予告通り、『ローマ教皇検死録』に載っていた医学関連の話。
この本は基本的に現代目線で書いてあるので、当時の社会背景に対しての理解は薄い印象。
インノケンティウスが書いた、(現代からすると)偏見入った「人間は汚いものから生まれる」といった趣旨の文に対しても、著者は「この人にお母さんっていたの?って思える。インケンってマジ邪悪な魂の申し子じゃないかって疑うわー(超意訳)」とか書いていて盛大に吹き出したりしました(笑
(インケンには「人間って悲惨」「俗世ってちょっとね……」みたいな思考が根底にあったようなので、人が生まれる、という事に対してマイナスイメージを持っている可能性は多大にあります。)
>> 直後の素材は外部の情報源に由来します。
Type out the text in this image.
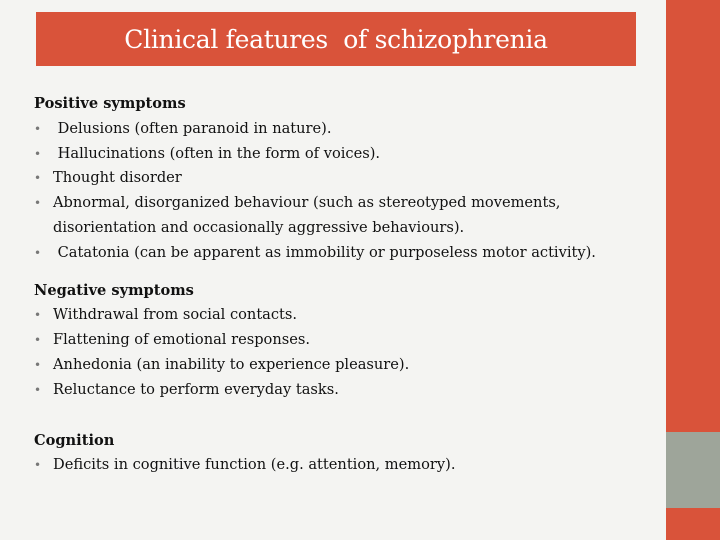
Clinical features  of schizophrenia
Positive symptoms
• Delusions (often paranoid in nature).
• Hallucinations (often in the form of voices).
• Thought disorder
• Abnormal, disorganized behaviour (such as stereotyped movements, disorientation and occasionally aggressive behaviours).
• Catatonia (can be apparent as immobility or purposeless motor activity).
Negative symptoms
• Withdrawal from social contacts.
• Flattening of emotional responses.
• Anhedonia (an inability to experience pleasure).
• Reluctance to perform everyday tasks.
Cognition
• Deficits in cognitive function (e.g. attention, memory).
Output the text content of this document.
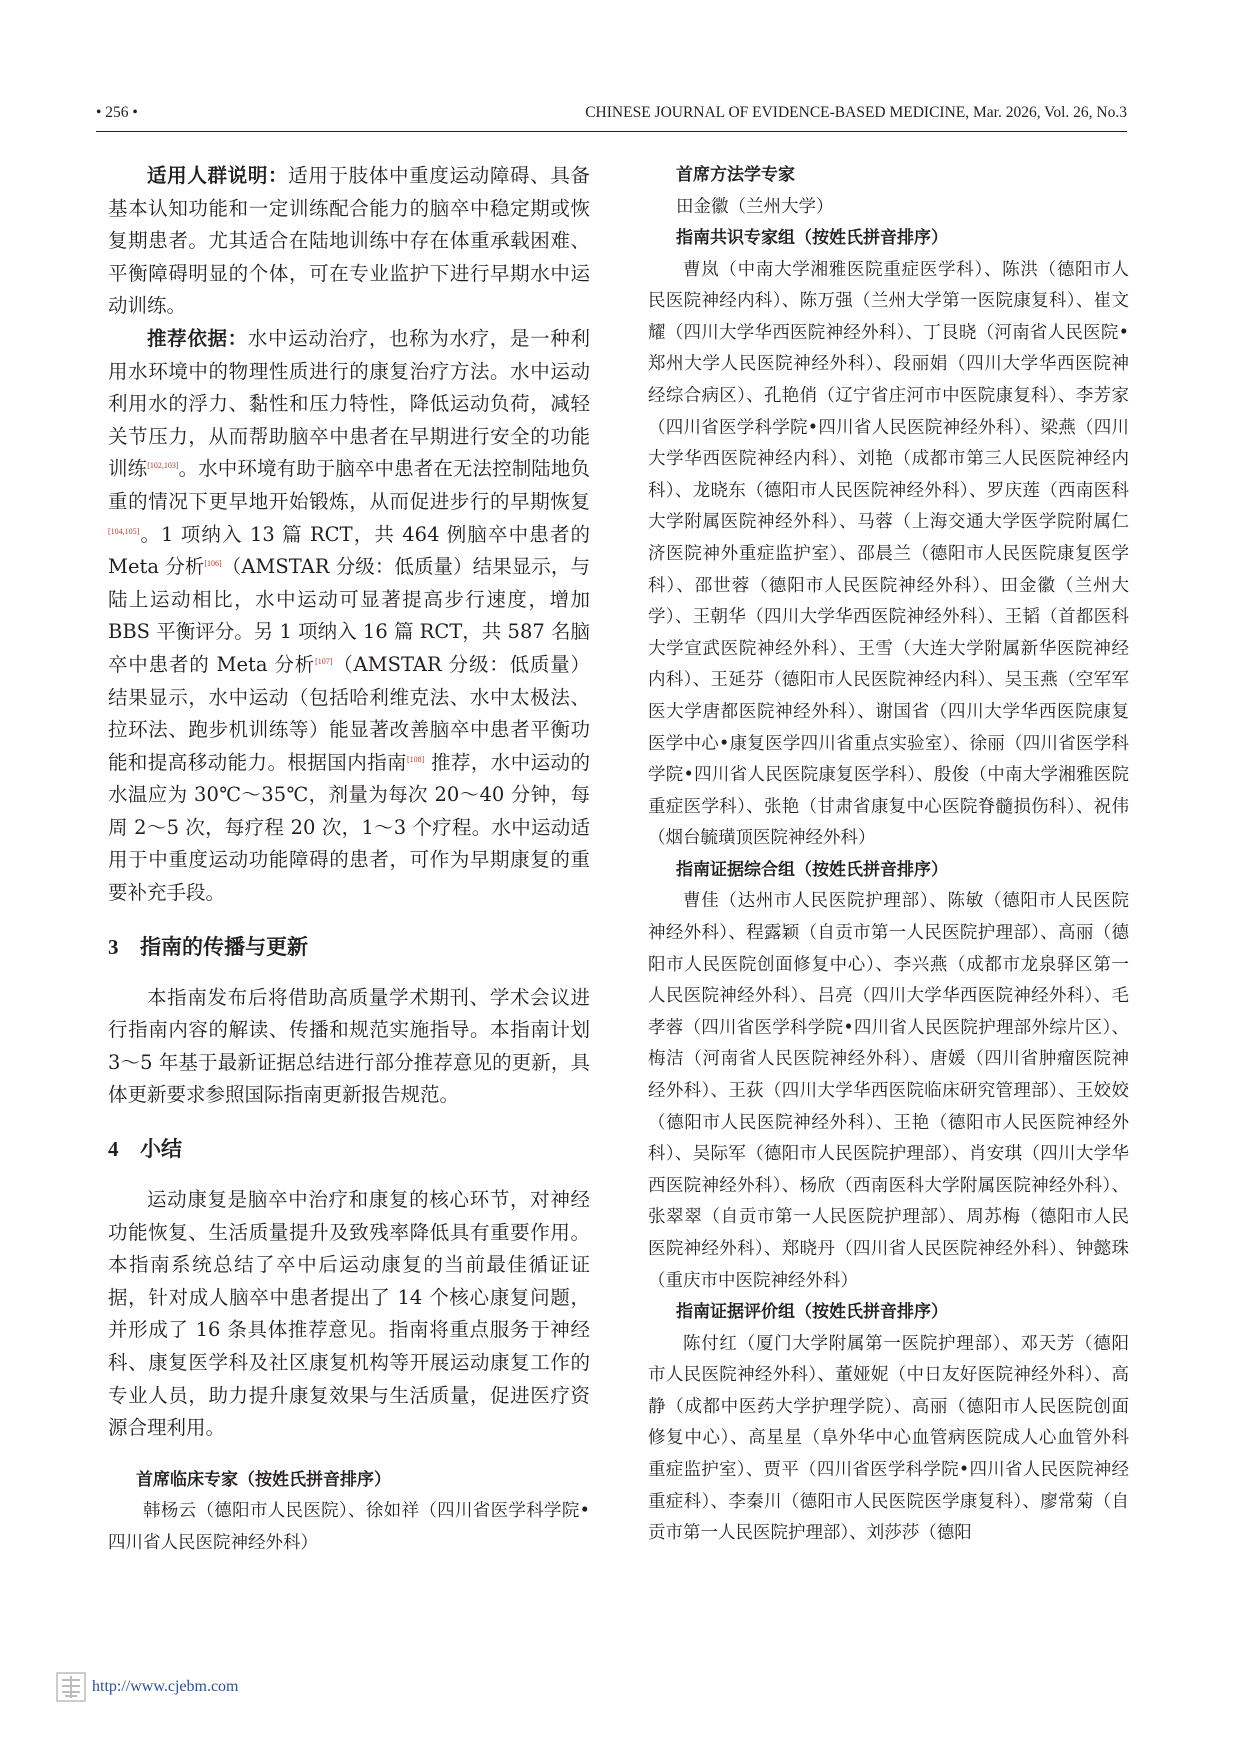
• 256 •	CHINESE JOURNAL OF EVIDENCE-BASED MEDICINE, Mar. 2026, Vol. 26, No.3

适用人群说明：适用于肢体中重度运动障碍、具备基本认知功能和一定训练配合能力的脑卒中稳定期或恢复期患者。尤其适合在陆地训练中存在体重承载困难、平衡障碍明显的个体，可在专业监护下进行早期水中运动训练。

推荐依据：水中运动治疗，也称为水疗，是一种利用水环境中的物理性质进行的康复治疗方法。水中运动利用水的浮力、黏性和压力特性，降低运动负荷，减轻关节压力，从而帮助脑卒中患者在早期进行安全的功能训练[102,103]。水中环境有助于脑卒中患者在无法控制陆地负重的情况下更早地开始锻炼，从而促进步行的早期恢复[104,105]。1 项纳入 13 篇 RCT，共 464 例脑卒中患者的 Meta 分析[106]（AMSTAR 分级：低质量）结果显示，与陆上运动相比，水中运动可显著提高步行速度，增加 BBS 平衡评分。另 1 项纳入 16 篇 RCT，共 587 名脑卒中患者的 Meta 分析[107]（AMSTAR 分级：低质量）结果显示，水中运动（包括哈利维克法、水中太极法、拉环法、跑步机训练等）能显著改善脑卒中患者平衡功能和提高移动能力。根据国内指南[108] 推荐，水中运动的水温应为 30℃～35℃，剂量为每次 20～40 分钟，每周 2～5 次，每疗程 20 次，1～3 个疗程。水中运动适用于中重度运动功能障碍的患者，可作为早期康复的重要补充手段。

3 指南的传播与更新

本指南发布后将借助高质量学术期刊、学术会议进行指南内容的解读、传播和规范实施指导。本指南计划 3～5 年基于最新证据总结进行部分推荐意见的更新，具体更新要求参照国际指南更新报告规范。

4 小结

运动康复是脑卒中治疗和康复的核心环节，对神经功能恢复、生活质量提升及致残率降低具有重要作用。本指南系统总结了卒中后运动康复的当前最佳循证证据，针对成人脑卒中患者提出了 14 个核心康复问题，并形成了 16 条具体推荐意见。指南将重点服务于神经科、康复医学科及社区康复机构等开展运动康复工作的专业人员，助力提升康复效果与生活质量，促进医疗资源合理利用。

首席临床专家（按姓氏拼音排序）

韩杨云（德阳市人民医院）、徐如祥（四川省医学科学院•四川省人民医院神经外科）

首席方法学专家

田金徽（兰州大学）

指南共识专家组（按姓氏拼音排序）

曹岚（中南大学湘雅医院重症医学科）、陈洪（德阳市人民医院神经内科）、陈万强（兰州大学第一医院康复科）、崔文耀（四川大学华西医院神经外科）、丁艮晓（河南省人民医院•郑州大学人民医院神经外科）、段丽娟（四川大学华西医院神经综合病区）、孔艳俏（辽宁省庄河市中医院康复科）、李芳家（四川省医学科学院•四川省人民医院神经外科）、梁燕（四川大学华西医院神经内科）、刘艳（成都市第三人民医院神经内科）、龙晓东（德阳市人民医院神经外科）、罗庆莲（西南医科大学附属医院神经外科）、马蓉（上海交通大学医学院附属仁济医院神外重症监护室）、邵晨兰（德阳市人民医院康复医学科）、邵世蓉（德阳市人民医院神经外科）、田金徽（兰州大学）、王朝华（四川大学华西医院神经外科）、王韬（首都医科大学宣武医院神经外科）、王雪（大连大学附属新华医院神经内科）、王延芬（德阳市人民医院神经内科）、吴玉燕（空军军医大学唐都医院神经外科）、谢国省（四川大学华西医院康复医学中心•康复医学四川省重点实验室）、徐丽（四川省医学科学院•四川省人民医院康复医学科）、殷俊（中南大学湘雅医院重症医学科）、张艳（甘肃省康复中心医院脊髓损伤科）、祝伟（烟台毓璜顶医院神经外科）

指南证据综合组（按姓氏拼音排序）

曹佳（达州市人民医院护理部）、陈敏（德阳市人民医院神经外科）、程露颖（自贡市第一人民医院护理部）、高丽（德阳市人民医院创面修复中心）、李兴燕（成都市龙泉驿区第一人民医院神经外科）、吕亮（四川大学华西医院神经外科）、毛孝蓉（四川省医学科学院•四川省人民医院护理部外综片区）、梅洁（河南省人民医院神经外科）、唐媛（四川省肿瘤医院神经外科）、王荻（四川大学华西医院临床研究管理部）、王姣姣（德阳市人民医院神经外科）、王艳（德阳市人民医院神经外科）、吴际军（德阳市人民医院护理部）、肖安琪（四川大学华西医院神经外科）、杨欣（西南医科大学附属医院神经外科）、张翠翠（自贡市第一人民医院护理部）、周苏梅（德阳市人民医院神经外科）、郑晓丹（四川省人民医院神经外科）、钟懿珠（重庆市中医院神经外科）

指南证据评价组（按姓氏拼音排序）

陈付红（厦门大学附属第一医院护理部）、邓天芳（德阳市人民医院神经外科）、董娅妮（中日友好医院神经外科）、高静（成都中医药大学护理学院）、高丽（德阳市人民医院创面修复中心）、高星星（阜外华中心血管病医院成人心血管外科重症监护室）、贾平（四川省医学科学院•四川省人民医院神经重症科）、李秦川（德阳市人民医院医学康复科）、廖常菊（自贡市第一人民医院护理部）、刘莎莎（德阳

http://www.cjebm.com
余談ですが、この本では聖職者の独身制をインケンが推し進めた理由を、「その人が生まれる事に対するマイナスイメージが行きついた先」で片付けてしまっているのですが、まあ実際は聖職者が堕落して、教会の威信が傾きかけた状況があって、イメージアップしなきゃといった理由もあると思うので、それだけを理由にしてしまうのは何か違うなと思ったり。
まあ、本の趣旨から離れてしまうので、ね……。
あと一つ気になったのはインケンが、法医解剖を「教皇として」初めて許可した人だと言う事。法医解剖は元々行われてきたそうですが、許可を出した教皇はケン様が初めて!
実際に彼が死因を究明しなさいねって指示を出していた逸話も載っていたので、フリードリヒ2世の解剖の話と合わせて非常に興味深かったです。